Doctors in remote locations, or with limited clinical laboratory access or limited budgets for laboratory work, now can use the MSS to achieve lab-level results quickly and easily for an estimated cost of less than $150 USD per biosensor.
Drs. Li and Wang illustrated the results of their MSS by “quantifying protein concentrations and immunoassaying a cancer biomarker that are both essentially important in disease clinic diagnosis and biomedical research,” according to the research study.
According to an article in the Free Press Journal, the new MSS is capable of measuring up to eight samples simultaneously using ELISA (enzyme-linked immunosorbent assay), a colorimetric test that identifies antibodies and color change as disease markers.

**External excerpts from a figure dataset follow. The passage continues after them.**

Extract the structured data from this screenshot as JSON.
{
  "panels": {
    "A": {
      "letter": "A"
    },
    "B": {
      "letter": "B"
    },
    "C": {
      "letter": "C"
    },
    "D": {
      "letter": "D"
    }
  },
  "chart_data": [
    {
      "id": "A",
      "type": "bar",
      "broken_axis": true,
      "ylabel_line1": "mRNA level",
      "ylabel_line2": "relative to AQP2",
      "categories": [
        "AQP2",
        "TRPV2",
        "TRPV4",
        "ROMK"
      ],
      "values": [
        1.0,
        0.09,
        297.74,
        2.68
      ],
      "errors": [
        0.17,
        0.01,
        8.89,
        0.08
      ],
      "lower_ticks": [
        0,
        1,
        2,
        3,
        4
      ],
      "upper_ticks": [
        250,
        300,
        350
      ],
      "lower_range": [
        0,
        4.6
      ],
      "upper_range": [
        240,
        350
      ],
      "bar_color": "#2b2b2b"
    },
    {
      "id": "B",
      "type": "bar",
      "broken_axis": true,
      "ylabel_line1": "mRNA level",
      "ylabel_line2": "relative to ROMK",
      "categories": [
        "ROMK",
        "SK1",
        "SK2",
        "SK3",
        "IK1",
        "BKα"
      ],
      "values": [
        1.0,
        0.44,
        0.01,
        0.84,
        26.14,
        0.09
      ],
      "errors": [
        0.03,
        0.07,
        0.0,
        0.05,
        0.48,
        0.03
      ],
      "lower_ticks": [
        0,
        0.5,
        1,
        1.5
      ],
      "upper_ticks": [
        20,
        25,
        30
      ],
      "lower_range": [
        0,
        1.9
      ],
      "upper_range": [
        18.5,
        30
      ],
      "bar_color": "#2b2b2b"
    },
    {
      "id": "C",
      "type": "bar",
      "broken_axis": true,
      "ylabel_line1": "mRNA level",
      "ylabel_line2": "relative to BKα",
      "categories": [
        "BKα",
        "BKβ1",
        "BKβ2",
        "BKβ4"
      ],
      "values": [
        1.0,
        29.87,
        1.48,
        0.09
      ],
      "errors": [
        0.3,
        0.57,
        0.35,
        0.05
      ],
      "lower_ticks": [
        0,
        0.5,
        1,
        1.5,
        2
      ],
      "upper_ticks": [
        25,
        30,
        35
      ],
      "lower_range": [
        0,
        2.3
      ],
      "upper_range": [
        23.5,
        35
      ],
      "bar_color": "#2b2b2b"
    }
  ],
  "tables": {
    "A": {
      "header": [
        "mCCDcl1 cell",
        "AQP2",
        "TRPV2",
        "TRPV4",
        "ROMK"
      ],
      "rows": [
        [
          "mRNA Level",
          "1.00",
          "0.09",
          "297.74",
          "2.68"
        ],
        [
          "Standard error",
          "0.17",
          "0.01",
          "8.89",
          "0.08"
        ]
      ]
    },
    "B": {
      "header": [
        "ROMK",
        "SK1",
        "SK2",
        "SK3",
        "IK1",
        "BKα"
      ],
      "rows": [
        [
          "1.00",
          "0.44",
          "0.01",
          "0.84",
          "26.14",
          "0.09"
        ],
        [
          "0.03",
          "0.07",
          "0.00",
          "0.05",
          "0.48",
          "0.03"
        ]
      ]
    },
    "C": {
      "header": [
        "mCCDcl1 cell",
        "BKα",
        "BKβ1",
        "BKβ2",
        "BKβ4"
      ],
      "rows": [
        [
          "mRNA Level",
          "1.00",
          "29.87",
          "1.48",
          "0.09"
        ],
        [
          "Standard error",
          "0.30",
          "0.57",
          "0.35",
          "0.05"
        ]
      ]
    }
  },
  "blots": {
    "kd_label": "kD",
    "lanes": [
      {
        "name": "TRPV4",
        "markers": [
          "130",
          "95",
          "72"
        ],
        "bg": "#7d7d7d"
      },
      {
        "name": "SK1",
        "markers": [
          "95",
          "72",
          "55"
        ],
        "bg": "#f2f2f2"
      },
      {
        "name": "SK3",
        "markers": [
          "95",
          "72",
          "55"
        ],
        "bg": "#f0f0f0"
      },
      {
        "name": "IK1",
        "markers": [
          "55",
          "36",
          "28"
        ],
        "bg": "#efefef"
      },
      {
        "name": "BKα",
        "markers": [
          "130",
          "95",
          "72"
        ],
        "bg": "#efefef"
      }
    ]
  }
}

Drs. Li and Wang used the ELISA test to look for the biomarker human Intereukin-6 (IL-6) in human serum. IL-6 is a protein that, according to the International Journal of Biological Sciences (IJBS), is known to be a marker for inflammation-associated cancers like those found in lung, prostate, liver, breast, and epithelial cancers. According to the research study, it can be used “to track, classify, and prognose,” other cancers as well.
MSS Enables Pathologists to Detect Cancer without a Clinical Laboratory
As all pathologists and medical laboratory scientists are aware, time is a critical factor in diagnosing cancers in the early stages of development. The quick and accurate test results provided by the MSS could enable nearly instantaneous diagnoses of early biomarkers, allowing for speedy responses by doctors, and earlier treatments for patients.
A report by Phys.Org points out that “although Li’s group has only used the smartphone spectrometer with standard lab-controlled samples, their device has been up to 99% accurate. This, according to Drs. Wang and Li, is a successful demonstration of their MSS’ “high accuracy and high sensitivity compared with the lab instrument,” as well as its ability to fulfill clinical diagnostic requirements.
MSS is Diagnostically Adaptable
One benefit of MSS is its adaptability for diagnostic needs across disciplines and research fields. Although Drs. Li and Wang have focused their development of the MSS on cancer detection, according to an article from Washington State University, “early lab testing is demonstrating the variety of industries that would benefit from this technology—from farmers who want to diagnose the health of plants in the field to healthcare professionals who want more consistent diagnostic data to determine the health of their patients.”
The current version of Drs. Li and Wang’s design uses an iPhone 5. However, the team is looking to adapt the system for use with a range of operating systems and diagnostic apps.
It would be reasonable to expect that the analytical accuracy and time to answer will get better with each generation of these devices. What will hasten adoption of this diagnostic technology for such uses as diagnosing cancer will be how quickly the cost per test can be reduced. There may be an opportunity for clinical laboratories to support and supervise the use of these devices in near-patient settings.